The OUTPUT statement creates a data set that contains observationwise statistics, which are computed after the final selected model is fit. To avoid data duplication for large data sets, the variables in the input data set are not included in the output data set; however, variables that are specified in the ID statement or COPYVARS= option are included.

If the input data are in distributed form, where access of data in a particular order cannot be guaranteed, the HPQUANTSELECT procedure copies the distribution or partition key to the output data set so that its contents can be joined with the input data.

The output statistics are computed based on the parameter estimates for the selected model. If you specify multiple quantile levels by using the QUANTILE= option in the MODEL statement, then for each appropriate keyword that is specified in the OUTPUT statement, one variable is generated for each specified quantile level. These variables appear in the sorted order of the specified quantile levels. For example, the following statements generate the Out data set, which contains the two predicted quantile variables p1 and p2:

proc hpquantselect data=one;
   model y = x1-x4 /quantile=0.5 0.3;
   output out=out pred=p;
run;

The variable p1 is for quantile level 0.3, and the variable p2 is for quantile level 0.5, because the sorted quantile levels are (0.3 0.5), not (0.5 0.3).

You can specify the following options in the OUTPUT statement:

OUT=SAS-data-set
DATA=SAS-data-set

specifies the name of the output data set. If you omit the OUT= (or DATA=) option, PROC HPQUANTSELECT uses the DATAn convention to name the output data set.

COPYVAR=variable
COPYVARS=(variables)

transfers one or more variables from the input data set to the output data set. Variables that you name in an ID statement are also copied from the input data set to the output data set.

keyword <=name>

specifies the statistics to include in the output data set and optionally names the new variables that contain the statistics. Specify a keyword for each desired statistic (see the following list of keywords), followed optionally by an equal sign and a variable to contain the statistic.

If you specify keyword=name, the new variable that contains the requested statistic has the specified name. If you omit the optional =name after a keyword, then a default name is used.

You can specify the following keywords to request statistics that are available with for selection methods:

LCLM

requests the lower bound of a $100(1-\alpha )$% confidence interval for the expected quantile of the dependent variable. The default variable name is LCLM.

PREDICTED
PRED
P

requests predicted values for the response variable. The default variable name is Pred.

RESIDUAL
RESID
R

requests the residual, calculated as ACTUAL – PREDICTED. The default variable name is Residual.

ROLE

requests a numeric variable that indicates the role that each observation plays in fitting the model. The default variable name is _ROLE_. For each observation, the interpretation of this variable is shown in Table 13.3.

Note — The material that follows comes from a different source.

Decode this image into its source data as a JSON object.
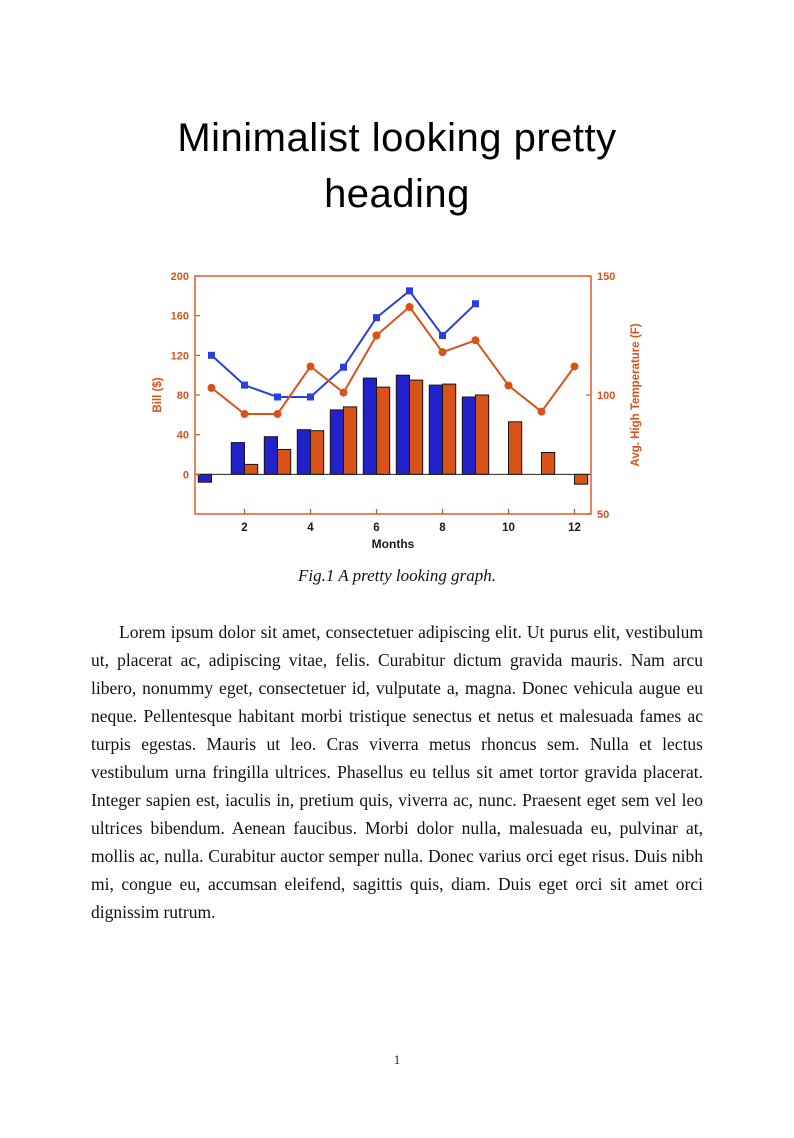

Table 13.3: Role Interpretation

Value

Observation Role

0

Not used

1

Training

2

Validation

3

Testing


If you do not partition the input data by using a PARTITION statement, then the role variable value is 1 for observations that are used in fitting the model, and 0 for observations that have at least one missing or invalid value for the response, regressor, or weight variables.

You can use the following statements to display the values of the _ROLE_ variable in the output data set:

proc format;
   value role 0 = 'Not Used'
              1 = 'Training'
              2 = 'Validation'
              3 = 'Testing';
run;

proc freq;
   tables _role_;
   format _role_ role.;
run;
STDP

requests standard error of the mean predicted quantiles. The default variable name is STDP.

UCLM

requests the upper bound of a $100(1-\alpha )$% confidence interval for the expected quantile of the dependent variable. The default variable name is UCLM.